I scooped Zeke gently out of her lap.
Once Zeke and I returned to the treatment room, I pounced on the head technician, Shannon, and quickly relayed my diagnostic and treatment plan. I was accustomed to the bustling pace of Penn—supplies ready, techs awaiting instruction.
“Hang on,” Shannon said. “You need to slow down.” She was a few years older than me and had worked at the practice from its opening a year prior. Her engagement ring glinted in the fluorescent lights—a status symbol I considered impractical given the fur that must regularly get caught in its tiny prongs. She reminded me of Elisa, with a similar attention to her appearance, but with less sexual ferocity. She, nevertheless, ruled the internal medicine service with the same intimidating steel.

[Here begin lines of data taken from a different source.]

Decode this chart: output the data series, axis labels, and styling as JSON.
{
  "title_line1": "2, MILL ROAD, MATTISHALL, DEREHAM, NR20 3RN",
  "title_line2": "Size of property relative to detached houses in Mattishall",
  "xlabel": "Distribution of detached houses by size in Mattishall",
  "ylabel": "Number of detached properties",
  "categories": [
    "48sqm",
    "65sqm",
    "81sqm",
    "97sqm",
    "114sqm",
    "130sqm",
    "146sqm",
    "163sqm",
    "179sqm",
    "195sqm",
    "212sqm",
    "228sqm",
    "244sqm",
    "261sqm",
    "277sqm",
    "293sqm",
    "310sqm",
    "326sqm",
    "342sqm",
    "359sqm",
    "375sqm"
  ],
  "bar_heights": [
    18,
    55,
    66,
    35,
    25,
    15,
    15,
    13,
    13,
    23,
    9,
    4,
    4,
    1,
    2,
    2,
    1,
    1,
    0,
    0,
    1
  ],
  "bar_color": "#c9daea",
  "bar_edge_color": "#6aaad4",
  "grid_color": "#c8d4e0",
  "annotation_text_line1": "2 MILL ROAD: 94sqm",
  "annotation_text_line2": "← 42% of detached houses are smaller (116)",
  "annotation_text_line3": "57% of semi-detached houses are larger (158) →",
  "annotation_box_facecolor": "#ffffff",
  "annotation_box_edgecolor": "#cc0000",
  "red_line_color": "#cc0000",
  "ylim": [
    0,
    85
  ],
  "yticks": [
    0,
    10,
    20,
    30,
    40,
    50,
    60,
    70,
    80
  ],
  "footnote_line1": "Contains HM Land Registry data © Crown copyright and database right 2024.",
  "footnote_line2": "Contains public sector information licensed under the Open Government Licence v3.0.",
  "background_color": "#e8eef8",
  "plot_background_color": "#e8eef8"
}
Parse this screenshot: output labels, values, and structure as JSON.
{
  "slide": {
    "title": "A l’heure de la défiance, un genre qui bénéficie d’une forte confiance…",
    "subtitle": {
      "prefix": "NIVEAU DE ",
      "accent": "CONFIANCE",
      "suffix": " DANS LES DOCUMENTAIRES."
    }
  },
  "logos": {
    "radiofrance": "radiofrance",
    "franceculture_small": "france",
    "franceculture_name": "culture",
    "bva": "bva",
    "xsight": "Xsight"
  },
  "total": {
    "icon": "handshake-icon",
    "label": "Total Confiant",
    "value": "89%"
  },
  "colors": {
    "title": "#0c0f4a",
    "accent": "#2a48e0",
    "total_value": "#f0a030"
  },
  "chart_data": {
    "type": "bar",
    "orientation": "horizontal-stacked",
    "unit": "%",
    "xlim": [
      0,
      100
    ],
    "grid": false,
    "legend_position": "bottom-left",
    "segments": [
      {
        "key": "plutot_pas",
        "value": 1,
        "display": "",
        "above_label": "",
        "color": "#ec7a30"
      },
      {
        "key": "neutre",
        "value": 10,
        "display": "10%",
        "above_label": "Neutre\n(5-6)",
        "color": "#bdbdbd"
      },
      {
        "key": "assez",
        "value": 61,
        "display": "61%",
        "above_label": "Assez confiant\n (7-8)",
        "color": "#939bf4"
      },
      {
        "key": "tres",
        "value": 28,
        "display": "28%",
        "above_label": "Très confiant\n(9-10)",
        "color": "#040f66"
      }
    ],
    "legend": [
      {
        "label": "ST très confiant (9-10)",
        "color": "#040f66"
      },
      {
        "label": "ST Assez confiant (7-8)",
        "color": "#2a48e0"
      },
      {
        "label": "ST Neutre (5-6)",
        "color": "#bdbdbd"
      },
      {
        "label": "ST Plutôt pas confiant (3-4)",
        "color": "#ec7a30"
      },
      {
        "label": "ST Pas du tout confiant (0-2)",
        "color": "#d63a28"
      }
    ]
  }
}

But, despite being the youngest and least experienced of the three-doctor internal medicine practice, I was no longer a trainee. I hadn’t yet achieved board certification like my colleagues, but I craved the respect afforded to the other specialists.
“I can’t get all these treatments down while you’re talking so fast,” she said, “and I have to finish with John’s last case. You’re going to have to wait.”
I frowned. “But Zeke has hepatic lipidosis. He’s really sick and we need to get started with him.”
I watched impatience ripple across her jaw. “I know you’re worried about your patient,” she said, “but you have to give me some time.”